Шрифт:
Интервал:
Закладка:
— Стодвадцатый слушает, — не спуская глаз с западного неба, отзываюсь я.
— Почему не докладываете о вылете? — В голосе командира полка нетерпение и тревога, но от его вопроса на душе полегчало. Я хотел ответить, но радость захлестнула: вдали замаячила пара «яков». — Почему молчишь? Что случилось? Где два самолета?
— Еще в воздухе. Кустов и Лазарев. Они на подходе. — Однако сам думаю: «А если это не они?»
И как бы в ответ на мой вопрос радио донесло голос Кустова:
— Приготовьте санитарную машину. Сергей летит па честном слове.
Самолет Лазарева заходил на посадку неуклюже, с большим креном. Правое крыло было так раздето, что белели его деревянные внутренности и виднелся бензиновый бак. Фактически Лазарев летел на одном крыле. Сколько требовалось от него усилий и умения, чтобы машина не перевернулась и не сорвалась в штопор! Но как такую калеку посадить? Это еще труднее и опаснее, чем просто лететь. И почему он не выпрыгнул с парашютом? А сейчас уже поздно: нет высоты.
Лазарев убрал газ, и самолет камнем помчался к земле. Аэродром застыл в оцепенении. Единственное, что может замедлить падение и смягчить удар, — это мотор. И мотор не подвел. Он как бы почувствовал опасность, мгновенно заработал на полную мощь. И машина, повинуясь его силе, приземлилась удачно.
На стоянке Лазарев лихо выскочил из кабины и, бросив беглый взгляд на разбитое крыло своего «яка», бодро подошел ко мне и с горделивыми нотками обратился за разрешением доложить своему командиру пары о вылете.
— Товарищ лейтенант, задание выполнено, — в прежнем тоне продолжал Лазарев, обращаясь к Кустову. — Вас в бою прикрыл. Сбил бомбардировщика, но и меня немного кто-то укусил. Какие будут замечания?
— Значит, задание выполнено? — переспросил Кустов.
— Так точно! — отчеканил летчик.
— А кто вам дал право атаковать «юнкерса»?
— Но вы мне и не запрещали. — Друзья перешли на «вы».
— А разве вы не знаете закона — ведущий атакует, а ведомый охраняет его?
— Но сзади нас никого не было, и я думал…
Помощник командира полка предостерегающе поднял руку:
— Хватит!
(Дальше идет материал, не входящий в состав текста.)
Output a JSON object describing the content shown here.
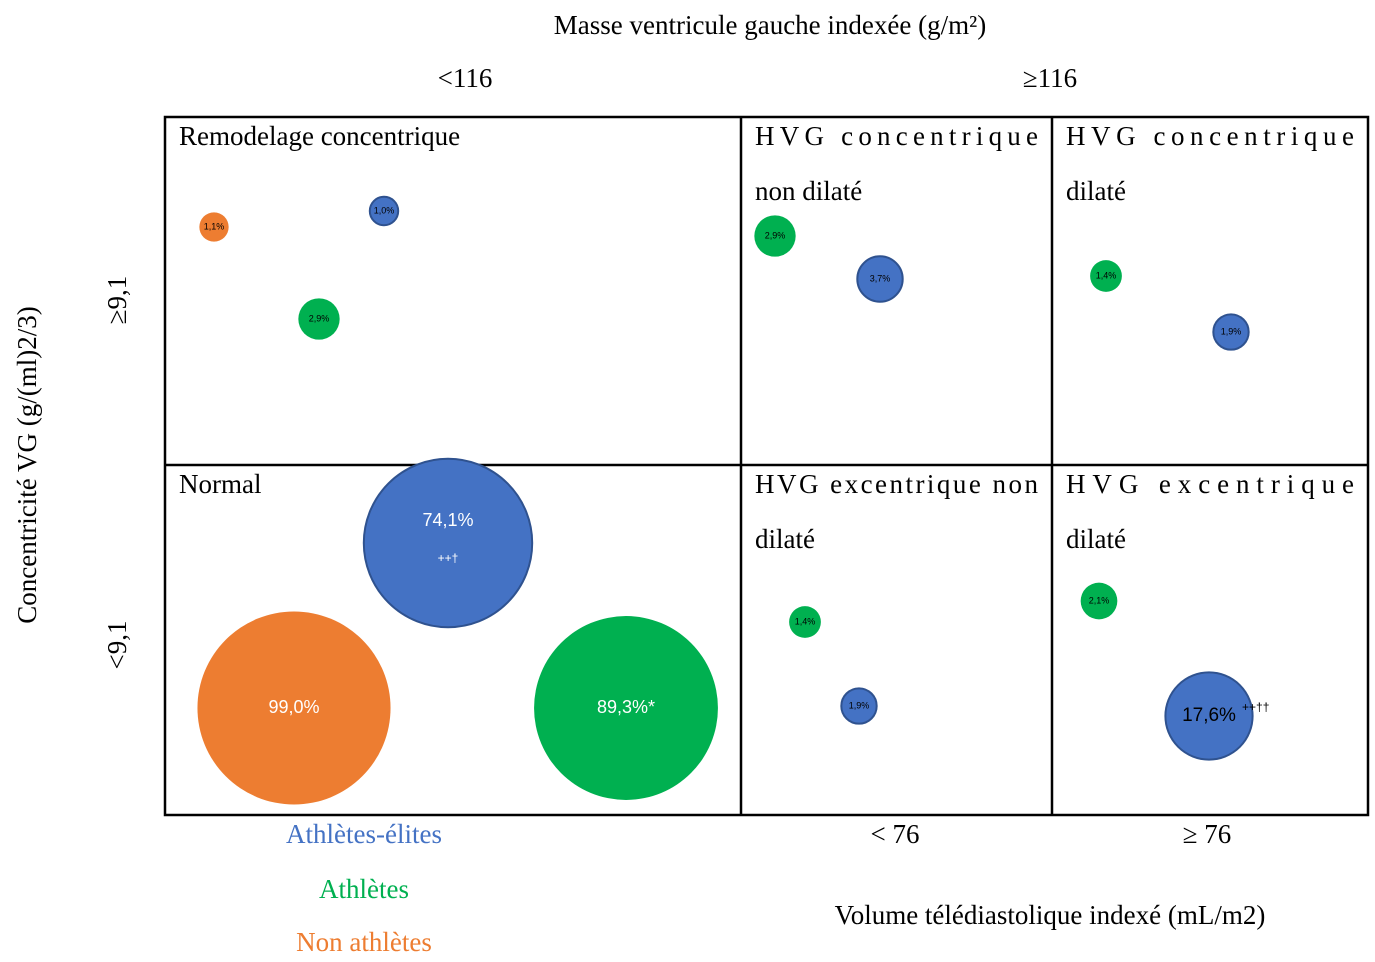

Все ясно! — и взглянул на меня: — И когда твой ухарь твердо зазубрит азбучные истины воздушного боя?
В комнату отдыха шли молча. Теперь мне ясно, почему Кустов с Лазаревым не видели истребителей противника. Когда Кустов по радио передал «Атакую!», «мессершмиттов» не было. Они появились позднее. Кустов надеялся, что Сергей будет зорко следить за обстановкой и охранять его. Но Лазарев нарушил закон боя. И сейчас, как мне показалось, он понял это и шел подавленный. Однако, к моем^ удивлению, вдруг беспечно запел:
Тучи над городом встали,
В воздухе пахнет грозой…
— Прекрати «арию»! — возмутился я. — Почему нарушил в бою дисциплину, бросил ведущего и кинулся в атаку на «юнкерса»?
— Виноват, — признался он. — Думал, вдвоем быстрее расправимся с бомбардировщиками. Больше — этого не будет. Простите. — И Лазарев виновато потупился.
Раньше это нас как-то обезоруживало, и мы мирились с его неразумным, ухарским поведением, но в этот раз смиренный вид Лазарева взорвал Кустова:
— До каких пор будет продолжаться сказка про белого бычка?!
— А зачем кричать на меня? Ну, виноват. Я сам за это и поплатился. Не хотите простить — накажите.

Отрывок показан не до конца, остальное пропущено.